A prayer: May we slow down more in order to enjoy another’s company and appreciate the beautiful gifts they have to offer, without critique.

There are some people we meet in life that have a profound impact on us. One such man who was a frequent guest at our house was Wayne Walker. I say “was” because he recently died and is now at rest. A few months ago Wayne was living with us and on one particular night he was having some heart trouble. Our community had just finished with our Thursday night meal and was sitting down to watch a movie as his knock at the door came. Jodi and myself drove him to the hospital that night and there we encountered something really special. We laughed lots that night, but at one point in the conversation he broke down and started weeping. He said that he was so thankful for us to be there with him in the hospital because he didn’t want to die alone. He then went on to say that he was thankful for us to be there because he couldn’t remember the last time his family had done such a thing for him. He told us that he loved us like his own family.
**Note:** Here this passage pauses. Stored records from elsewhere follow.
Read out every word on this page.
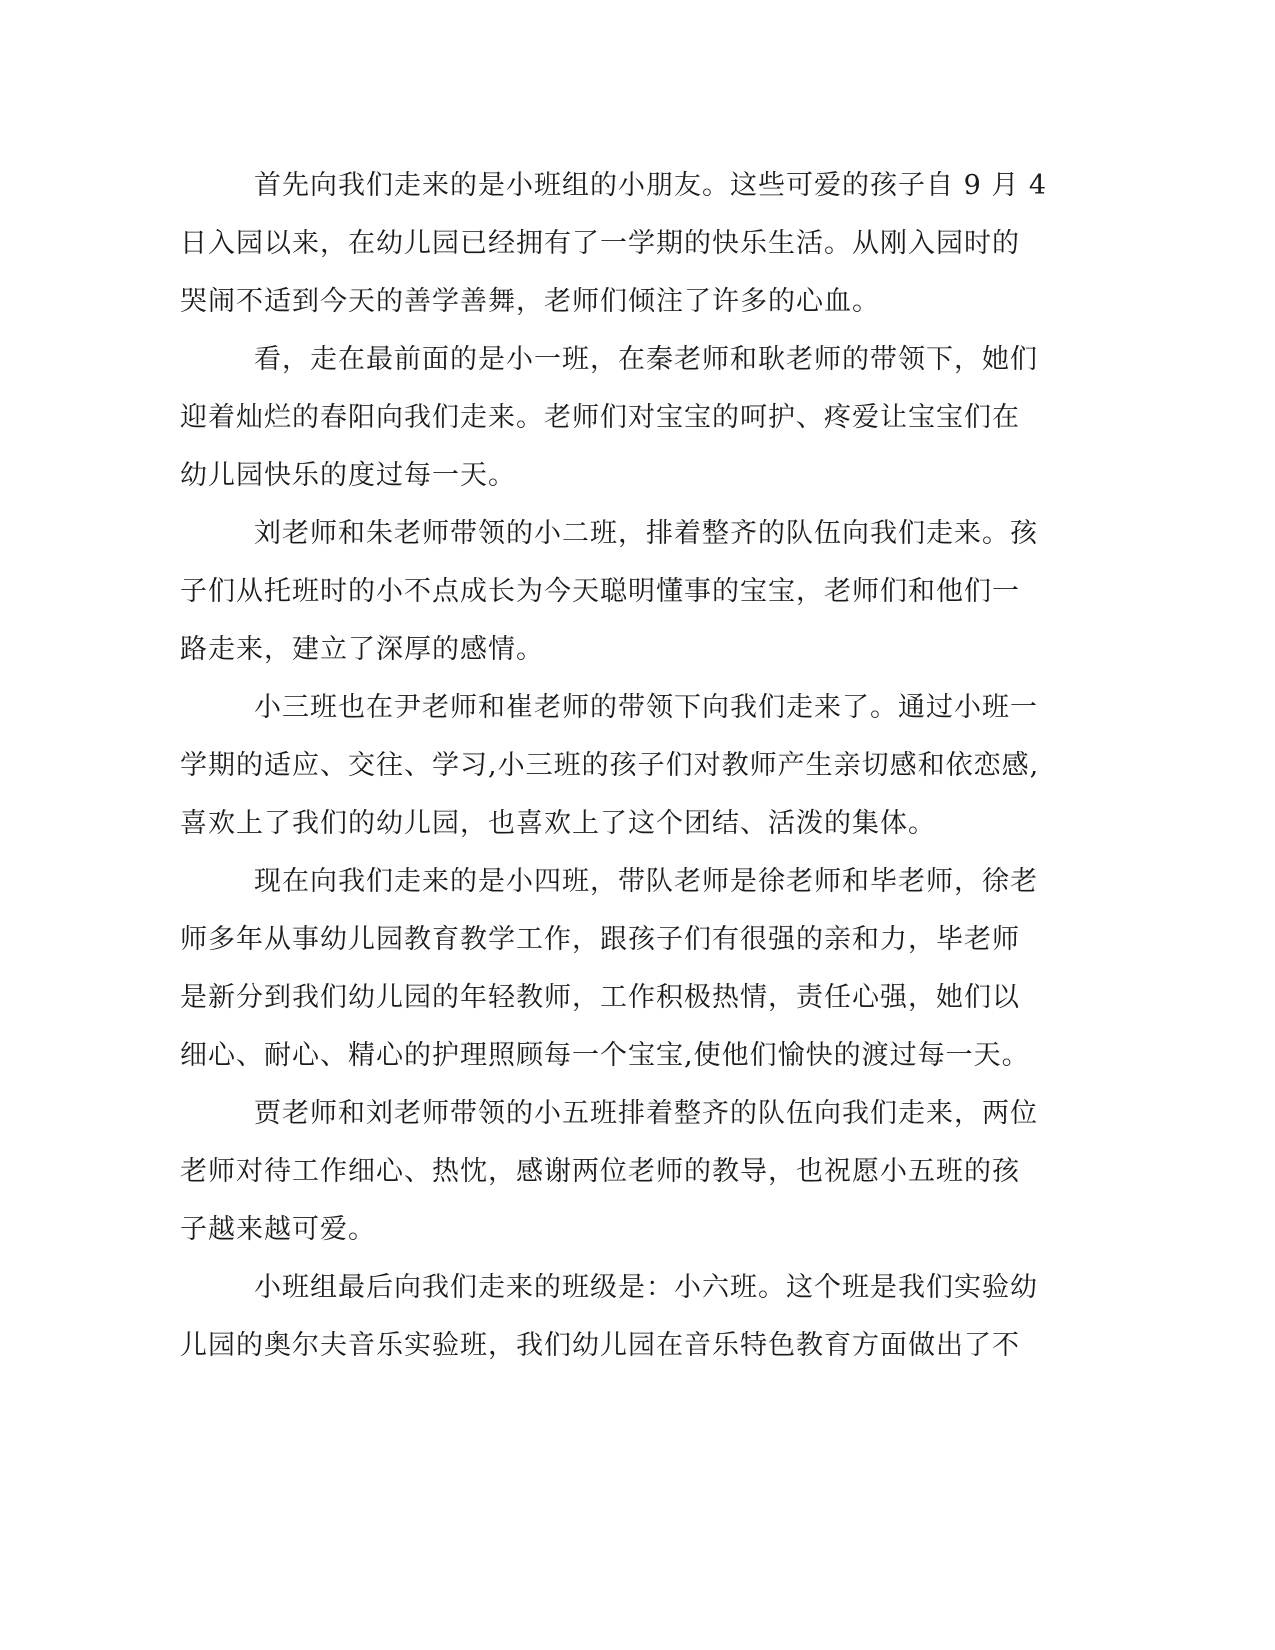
首先向我们走来的是小班组的小朋友。这些可爱的孩子自 9 月 4
日入园以来，在幼儿园已经拥有了一学期的快乐生活。从刚入园时的
哭闹不适到今天的善学善舞，老师们倾注了许多的心血。
看，走在最前面的是小一班，在秦老师和耿老师的带领下，她们
迎着灿烂的春阳向我们走来。老师们对宝宝的呵护、疼爱让宝宝们在
幼儿园快乐的度过每一天。
刘老师和朱老师带领的小二班，排着整齐的队伍向我们走来。孩
子们从托班时的小不点成长为今天聪明懂事的宝宝，老师们和他们一
路走来，建立了深厚的感情。
小三班也在尹老师和崔老师的带领下向我们走来了。通过小班一
学期的适应、交往、学习,小三班的孩子们对教师产生亲切感和依恋感,
喜欢上了我们的幼儿园，也喜欢上了这个团结、活泼的集体。
现在向我们走来的是小四班，带队老师是徐老师和毕老师，徐老
师多年从事幼儿园教育教学工作，跟孩子们有很强的亲和力，毕老师
是新分到我们幼儿园的年轻教师，工作积极热情，责任心强，她们以
细心、耐心、精心的护理照顾每一个宝宝,使他们愉快的渡过每一天。
贾老师和刘老师带领的小五班排着整齐的队伍向我们走来，两位
老师对待工作细心、热忱，感谢两位老师的教导，也祝愿小五班的孩
子越来越可爱。
小班组最后向我们走来的班级是：小六班。这个班是我们实验幼
儿园的奥尔夫音乐实验班，我们幼儿园在音乐特色教育方面做出了不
That night stuck with me. As the months wore on we’d see Wayne every now and again, and he would usually drop by in his ice cream truck. We would purchase some popsicles and chat with him for awhile. About a month ago Wayne fell down some steps and died outside and alone. It devastated me given the conversation we had that night at the hospital. Every time I hear an ice cream truck now I think of Wayne, and most times I’ll pause to say a little prayer.
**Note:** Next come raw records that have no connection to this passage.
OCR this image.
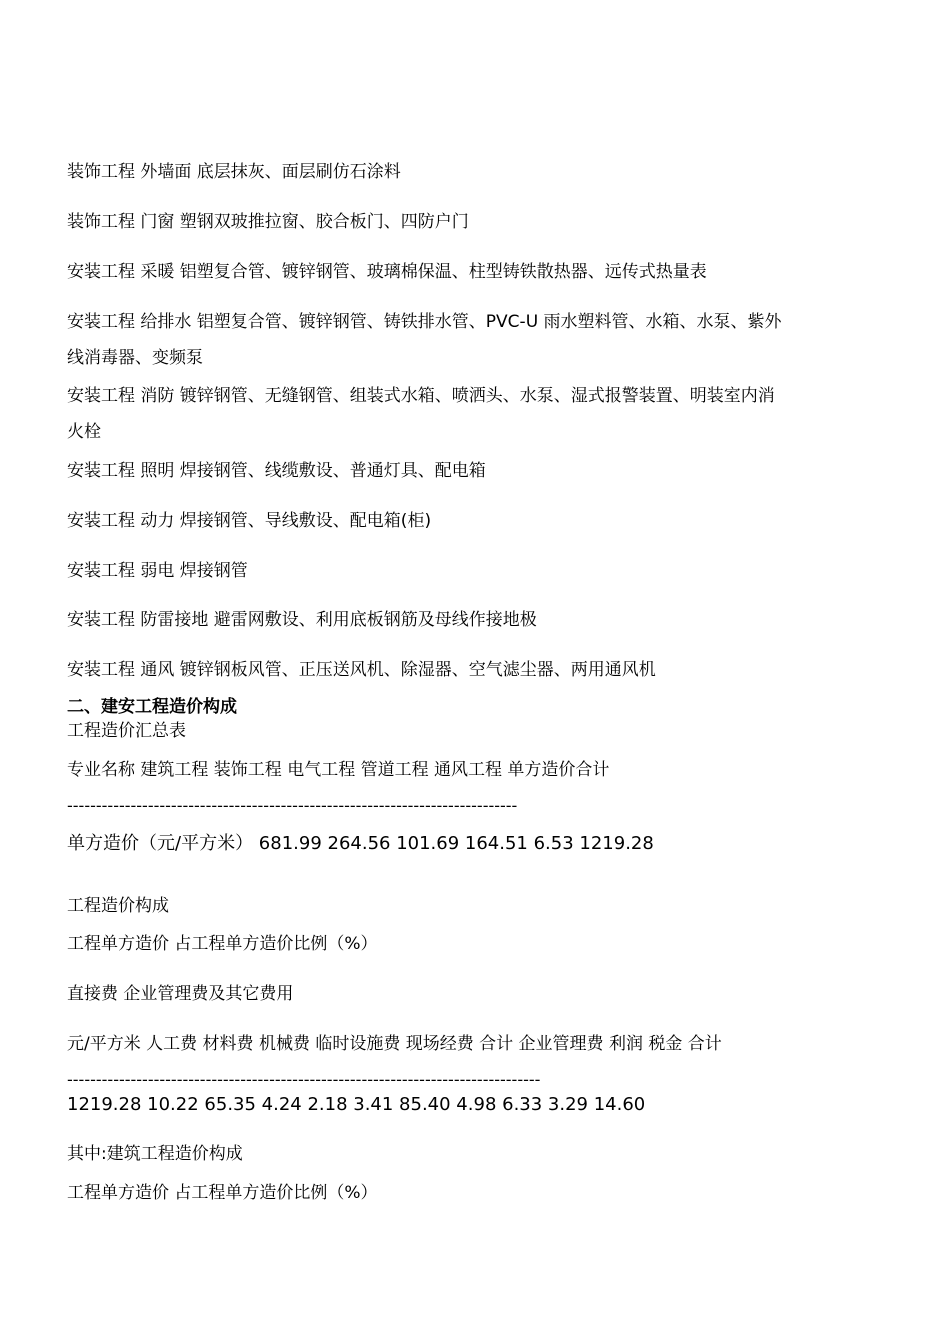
装饰工程 外墙面 底层抹灰、面层刷仿石涂料
装饰工程 门窗 塑钢双玻推拉窗、胶合板门、四防户门
安装工程 采暖 铝塑复合管、镀锌钢管、玻璃棉保温、柱型铸铁散热器、远传式热量表
安装工程 给排水 铝塑复合管、镀锌钢管、铸铁排水管、PVC-U 雨水塑料管、水箱、水泵、紫外
线消毒器、变频泵
安装工程 消防 镀锌钢管、无缝钢管、组装式水箱、喷洒头、水泵、湿式报警装置、明装室内消
火栓
安装工程 照明 焊接钢管、线缆敷设、普通灯具、配电箱
安装工程 动力 焊接钢管、导线敷设、配电箱(柜)
安装工程 弱电 焊接钢管
安装工程 防雷接地 避雷网敷设、利用底板钢筋及母线作接地极
安装工程 通风 镀锌钢板风管、正压送风机、除湿器、空气滤尘器、两用通风机
二、建安工程造价构成
工程造价汇总表
专业名称 建筑工程 装饰工程 电气工程 管道工程 通风工程 单方造价合计
------------------------------------------------------------------------------
单方造价（元/平方米） 681.99 264.56 101.69 164.51 6.53 1219.28
工程造价构成
工程单方造价 占工程单方造价比例（%）
直接费 企业管理费及其它费用
元/平方米 人工费 材料费 机械费 临时设施费 现场经费 合计 企业管理费 利润 税金 合计
----------------------------------------------------------------------------------
1219.28 10.22 65.35 4.24 2.18 3.41 85.40 4.98 6.33 3.29 14.60
其中:建筑工程造价构成
工程单方造价 占工程单方造价比例（%）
I tell this story because life is hard for many in our neighborhood. There is a lot of violence that happens here, and even though Wayne’s story may or may not have involved foul play, it made me realize once more why all of creation groans for God’s peaceable kingdom to be established once and for all. These types of stories remind me of how trivial and meaningless violence is. There are many in our neighborhood (and many countries all over the world) who quarrel over resources and property and dominance. Our God is a God of enough, a God of peace, a God of Love. When we really put things into perspective, as death generally does for us, suddenly the meaningless bickering is exposed for what it is--complete folly. Jesus had a good handle on what needed to be the guiding principle of his followers who were to work towards the kingdom of God, and that principle was love. Pure, sacrificial, unconditional love. If we don’t have that, we have nothing. We just perpetuate the violence, the hate, and the wars. What we need is the entire body of Christ to practice living out the reality of the Lord’s Prayer. From forgiveness to dependence on God for our DAILY bread, this world desperately needs a people who are ready to live out a different way--the way of Jesus. Let’s encourage one another towards that end.

A prayer: May we be a people of peace, a people of love, and may we constantly profess Jesus’ vision for the world and his children.
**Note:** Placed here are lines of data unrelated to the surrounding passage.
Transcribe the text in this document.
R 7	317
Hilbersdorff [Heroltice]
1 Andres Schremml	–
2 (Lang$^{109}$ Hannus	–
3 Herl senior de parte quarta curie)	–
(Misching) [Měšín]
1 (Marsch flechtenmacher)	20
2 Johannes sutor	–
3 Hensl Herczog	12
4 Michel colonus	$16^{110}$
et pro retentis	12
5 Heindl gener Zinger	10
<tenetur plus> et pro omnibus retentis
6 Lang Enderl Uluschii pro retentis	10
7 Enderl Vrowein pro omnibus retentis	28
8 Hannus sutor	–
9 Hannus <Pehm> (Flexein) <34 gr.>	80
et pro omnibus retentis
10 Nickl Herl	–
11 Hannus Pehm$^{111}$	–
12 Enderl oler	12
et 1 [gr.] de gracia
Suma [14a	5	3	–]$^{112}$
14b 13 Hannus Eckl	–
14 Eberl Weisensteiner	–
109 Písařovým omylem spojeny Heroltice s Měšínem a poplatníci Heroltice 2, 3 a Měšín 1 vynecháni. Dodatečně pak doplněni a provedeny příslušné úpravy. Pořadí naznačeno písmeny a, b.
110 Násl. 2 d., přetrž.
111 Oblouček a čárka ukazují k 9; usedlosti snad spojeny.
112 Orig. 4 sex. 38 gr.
I share all of these stories to show the possibility (and beauty) of living the life of poverty Jesus called us to. It is not something reserved for people like Mother Teresa, it is a call for all of God’s children. When we practice dependency, vulnerability, generosity, and solidarity our lives change. We read the Scriptures differently; we see things differently; we love differently. The life at Cherith Brook is just one attempt to live into the poverty of Jesus, but it by no means is the only way. My prayer is that we will all live lives marked by the poverty of Jesus because it will lead to true freedom, true love, and true fulfillment...and you’ll have some good stories to tell. Peace be with you.


  1. http://www.prizerebel.com/index.php?r=1036734

  2. nick -- thanks for your reflections! i felt much of the same way after the May1 celebration- this is what catholic worker is about- come as you are, share your gifts, no one is volunteer or guest.

  3. Great that you made the protest. At the moment I am in Dijon, France enjoying a much slower life away from all the madness.